Cet artisan passionné, installé à Montréal, s’exprime à travers ses vêtements, il aime relever des défis et ne s’arrête que lorsqu’il est pleinement satisfait du résultat. « Quand je commence sur certaines pièces, je me sens comme un chirurgien. Je ne peux pas fermer le malade pour dire je reviens demain. Il y a des modèles, je fais mes 27 h sur le modèle non-stop. Tant que ce n'est pas fini, je n'arrête pas. J'ai besoin de le voir. C'est toutes mes journées qui passent là-dedans. Pour ne pas dire toute ma vie. Je sors aussi. J'ai une vie, mais quand j'ai une idée, je dois le voir. Je peux me réveiller à 2 h et puis aller dans l'atelier, parce que j'ai un atelier chez moi aussi, je vais faire des tests. Et même quand j'avais 18 ou 20 ans, j'allais dans les discothèques le samedi soir, je rentrais à 2 ou 3 h du matin, je commençais ma chemise pour la semaine prochaine, avant d'aller me coucher. Quand j'ai une idée, c'est mortel. C'est sûr que ça vous oblige aussi à avoir une vie de célibataire. Dès que j'arrive à voir que c'est faisable, je le mets de côté, puis je prends un autre. Je n’ai jamais rien de fini, j'ai plein de choses de commencer. Et puis à la dernière minute, je vais choisir, tout dépend de l'événement, de l’occasion. Mais j'ai plein de choses et des idées. C'est comme ça. Et là, j'ai le malheur d'avoir mon atelier au-dessus du magasin de tissus. Je suis dedans ».

Helmer Joseph partage son temps entre la mode et l’enseignement. Il est le directeur fondateur d’une école de mode et de métiers d’art en Haïti. Il offre ainsi à de jeunes talents une chance de s’insérer dans un secteur difficile.
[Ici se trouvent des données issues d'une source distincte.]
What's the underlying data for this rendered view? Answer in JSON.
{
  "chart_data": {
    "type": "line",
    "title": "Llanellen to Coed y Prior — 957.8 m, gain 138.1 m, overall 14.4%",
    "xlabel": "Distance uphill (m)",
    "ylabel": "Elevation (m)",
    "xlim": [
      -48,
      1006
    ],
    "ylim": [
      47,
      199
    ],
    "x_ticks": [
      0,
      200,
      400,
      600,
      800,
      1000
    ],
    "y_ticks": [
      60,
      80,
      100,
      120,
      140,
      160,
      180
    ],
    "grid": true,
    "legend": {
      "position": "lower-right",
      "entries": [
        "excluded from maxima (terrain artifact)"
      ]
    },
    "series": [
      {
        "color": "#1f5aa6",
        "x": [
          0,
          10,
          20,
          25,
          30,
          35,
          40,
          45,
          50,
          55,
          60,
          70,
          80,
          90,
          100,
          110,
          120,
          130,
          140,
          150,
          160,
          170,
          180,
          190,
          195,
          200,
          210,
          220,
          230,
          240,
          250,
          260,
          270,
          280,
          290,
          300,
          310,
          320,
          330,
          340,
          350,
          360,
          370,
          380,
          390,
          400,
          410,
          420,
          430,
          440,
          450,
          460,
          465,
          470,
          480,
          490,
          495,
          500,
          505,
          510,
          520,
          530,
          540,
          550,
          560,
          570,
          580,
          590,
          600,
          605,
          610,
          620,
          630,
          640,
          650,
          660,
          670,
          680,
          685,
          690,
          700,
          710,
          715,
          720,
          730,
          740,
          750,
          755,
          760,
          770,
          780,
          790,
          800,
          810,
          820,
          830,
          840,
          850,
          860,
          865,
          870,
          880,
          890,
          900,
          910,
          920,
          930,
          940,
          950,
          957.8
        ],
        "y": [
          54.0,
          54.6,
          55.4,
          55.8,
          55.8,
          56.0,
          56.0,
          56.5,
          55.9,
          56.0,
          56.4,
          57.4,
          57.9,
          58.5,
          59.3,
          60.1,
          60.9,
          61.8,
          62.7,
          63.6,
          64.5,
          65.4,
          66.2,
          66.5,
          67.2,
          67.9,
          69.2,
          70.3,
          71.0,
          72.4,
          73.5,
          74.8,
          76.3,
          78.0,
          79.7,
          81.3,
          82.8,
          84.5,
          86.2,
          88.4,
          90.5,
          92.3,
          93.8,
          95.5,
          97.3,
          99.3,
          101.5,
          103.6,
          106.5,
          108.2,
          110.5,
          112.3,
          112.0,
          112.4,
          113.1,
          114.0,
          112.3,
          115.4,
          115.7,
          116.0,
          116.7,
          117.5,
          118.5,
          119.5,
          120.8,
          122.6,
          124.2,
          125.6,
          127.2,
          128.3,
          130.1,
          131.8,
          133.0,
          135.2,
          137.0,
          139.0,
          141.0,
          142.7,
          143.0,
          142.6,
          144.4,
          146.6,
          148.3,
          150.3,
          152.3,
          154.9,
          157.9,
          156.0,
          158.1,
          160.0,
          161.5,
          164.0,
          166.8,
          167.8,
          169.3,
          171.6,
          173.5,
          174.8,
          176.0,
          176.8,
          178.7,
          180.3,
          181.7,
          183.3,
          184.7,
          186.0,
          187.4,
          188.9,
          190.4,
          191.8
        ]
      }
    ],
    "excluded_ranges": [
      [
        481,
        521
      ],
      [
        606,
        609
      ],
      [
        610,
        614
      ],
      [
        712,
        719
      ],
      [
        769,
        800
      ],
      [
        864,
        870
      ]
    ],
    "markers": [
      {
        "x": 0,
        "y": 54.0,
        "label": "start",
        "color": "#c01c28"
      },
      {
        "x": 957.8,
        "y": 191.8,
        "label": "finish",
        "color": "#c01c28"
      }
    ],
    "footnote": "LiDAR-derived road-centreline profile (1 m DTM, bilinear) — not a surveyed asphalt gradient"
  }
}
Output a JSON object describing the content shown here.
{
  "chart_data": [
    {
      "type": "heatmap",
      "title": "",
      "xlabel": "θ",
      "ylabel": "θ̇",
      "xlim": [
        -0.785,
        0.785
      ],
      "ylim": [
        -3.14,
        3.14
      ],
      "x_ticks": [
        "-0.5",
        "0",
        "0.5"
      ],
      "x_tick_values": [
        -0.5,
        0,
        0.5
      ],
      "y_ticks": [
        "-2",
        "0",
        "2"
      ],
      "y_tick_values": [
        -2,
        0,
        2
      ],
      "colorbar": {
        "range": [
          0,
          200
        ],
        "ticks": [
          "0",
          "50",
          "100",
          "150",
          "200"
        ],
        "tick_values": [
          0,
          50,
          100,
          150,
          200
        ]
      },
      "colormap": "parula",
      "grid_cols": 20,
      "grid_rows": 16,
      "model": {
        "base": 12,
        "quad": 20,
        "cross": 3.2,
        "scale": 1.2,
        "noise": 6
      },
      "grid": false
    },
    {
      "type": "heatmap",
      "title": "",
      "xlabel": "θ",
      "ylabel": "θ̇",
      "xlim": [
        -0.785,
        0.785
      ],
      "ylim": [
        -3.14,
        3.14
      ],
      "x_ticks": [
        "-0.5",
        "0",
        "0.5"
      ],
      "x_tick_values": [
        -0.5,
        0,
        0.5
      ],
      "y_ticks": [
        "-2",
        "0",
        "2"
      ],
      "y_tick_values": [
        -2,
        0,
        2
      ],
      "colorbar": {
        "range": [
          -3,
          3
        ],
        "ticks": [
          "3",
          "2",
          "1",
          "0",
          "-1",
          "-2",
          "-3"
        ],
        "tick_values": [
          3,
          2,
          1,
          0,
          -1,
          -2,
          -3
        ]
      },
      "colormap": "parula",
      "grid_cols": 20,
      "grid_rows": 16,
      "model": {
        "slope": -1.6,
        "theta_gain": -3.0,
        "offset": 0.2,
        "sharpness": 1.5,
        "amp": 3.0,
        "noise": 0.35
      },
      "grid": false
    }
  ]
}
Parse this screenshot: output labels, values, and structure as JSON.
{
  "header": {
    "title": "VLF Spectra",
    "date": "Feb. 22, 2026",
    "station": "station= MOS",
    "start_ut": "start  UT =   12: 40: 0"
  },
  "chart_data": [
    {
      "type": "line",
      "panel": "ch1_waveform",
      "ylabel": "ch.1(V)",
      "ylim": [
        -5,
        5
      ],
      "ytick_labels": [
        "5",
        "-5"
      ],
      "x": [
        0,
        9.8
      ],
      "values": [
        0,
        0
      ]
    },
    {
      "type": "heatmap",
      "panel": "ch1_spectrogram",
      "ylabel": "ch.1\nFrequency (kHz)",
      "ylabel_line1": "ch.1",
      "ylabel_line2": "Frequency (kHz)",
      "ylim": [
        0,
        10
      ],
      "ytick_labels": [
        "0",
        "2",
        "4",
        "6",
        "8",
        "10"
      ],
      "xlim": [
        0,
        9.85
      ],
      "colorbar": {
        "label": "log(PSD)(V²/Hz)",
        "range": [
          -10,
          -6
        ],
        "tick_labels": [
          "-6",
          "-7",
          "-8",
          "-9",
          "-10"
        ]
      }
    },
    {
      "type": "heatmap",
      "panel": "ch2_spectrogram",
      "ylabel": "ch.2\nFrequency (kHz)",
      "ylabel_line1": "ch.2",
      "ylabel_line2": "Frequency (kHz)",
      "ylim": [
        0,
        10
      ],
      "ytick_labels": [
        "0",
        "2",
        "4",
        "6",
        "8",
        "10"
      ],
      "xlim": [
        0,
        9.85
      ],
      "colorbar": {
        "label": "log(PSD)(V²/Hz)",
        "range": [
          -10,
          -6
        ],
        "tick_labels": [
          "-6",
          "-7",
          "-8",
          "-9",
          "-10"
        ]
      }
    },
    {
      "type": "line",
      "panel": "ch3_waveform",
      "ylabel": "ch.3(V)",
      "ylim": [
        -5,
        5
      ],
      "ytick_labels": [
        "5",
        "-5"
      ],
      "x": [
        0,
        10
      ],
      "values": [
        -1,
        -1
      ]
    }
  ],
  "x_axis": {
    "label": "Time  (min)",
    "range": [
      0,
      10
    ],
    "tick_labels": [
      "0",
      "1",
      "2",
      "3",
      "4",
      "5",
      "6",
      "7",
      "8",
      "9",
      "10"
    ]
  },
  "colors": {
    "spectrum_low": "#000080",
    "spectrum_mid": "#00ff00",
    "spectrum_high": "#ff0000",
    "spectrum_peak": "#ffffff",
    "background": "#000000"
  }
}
Son engagement va bien au-delà de la création : il souhaite préserver la qualité, la rigueur et la beauté du travail artisanal, tout en s’adaptant aux contraintes du pays. Helmer Joseph a développé sa méthode. « C'est très gratifiant parce que les élèves apprennent vite, ils ont ce besoin de réaliser des choses. Moi j'ai commencé le cours à l'envers :  la première semaine, tout le monde doit faire de la broderie parce que dans les douze points de base de broderie, c'est tout ce que l'on va utiliser pour les finitions, même ceux qui ont déjà une formation de tailleur, ils sont toujours étonnés après la première semaine de voir ce que cette formation de broderie leur a apporté. Tout le monde est déjà plus autonome ».

« Les premiers trimestres, on fait des accessoires de mode : chapeaux, sacs. On essaie de tout faire...une robe par exemple. Et je fais toutes les jupe d'un coup. En une semaine, je fais les jupes portefeuille, jupes droites, parce que les écoles c'est quasiment un trimestre pour faire les six jupes. Si tu ne comprends pas, ce n'est pas grave parce que c'est la même base qu'on agrandit, mais à la fin on peut tout faire. On n'a pas le droit actuellement en Haïti de prendre trois ans de quelqu'un pour le former en mode parce qu'il faut qu'ils trouvent quelqu'un qui paye. Là, ils ne peuvent pas payer. Il y a le transport, l'insécurité. Il n'y a rien qui dit que cette personne va travailler vraiment dans le métier, mais avec des modules de trois mois, j'ai la satisfaction de voir qu'ils s'accrochent vraiment ! Les meilleurs, je leur donne un salaire. Le salaire, c'est quoi 50 ou 100 € par mois... pour eux, c'est beaucoup. Je me suis dit que si je peux aider dix jeunes, je le fais, j'investis là-dessus. Il y en a qui sont intelligents, honnêtes, respectueux. Ils ont tout, mais ils peuvent rien faire. Je ne sais pas ce que cela va donner, mais je continue à le faire ».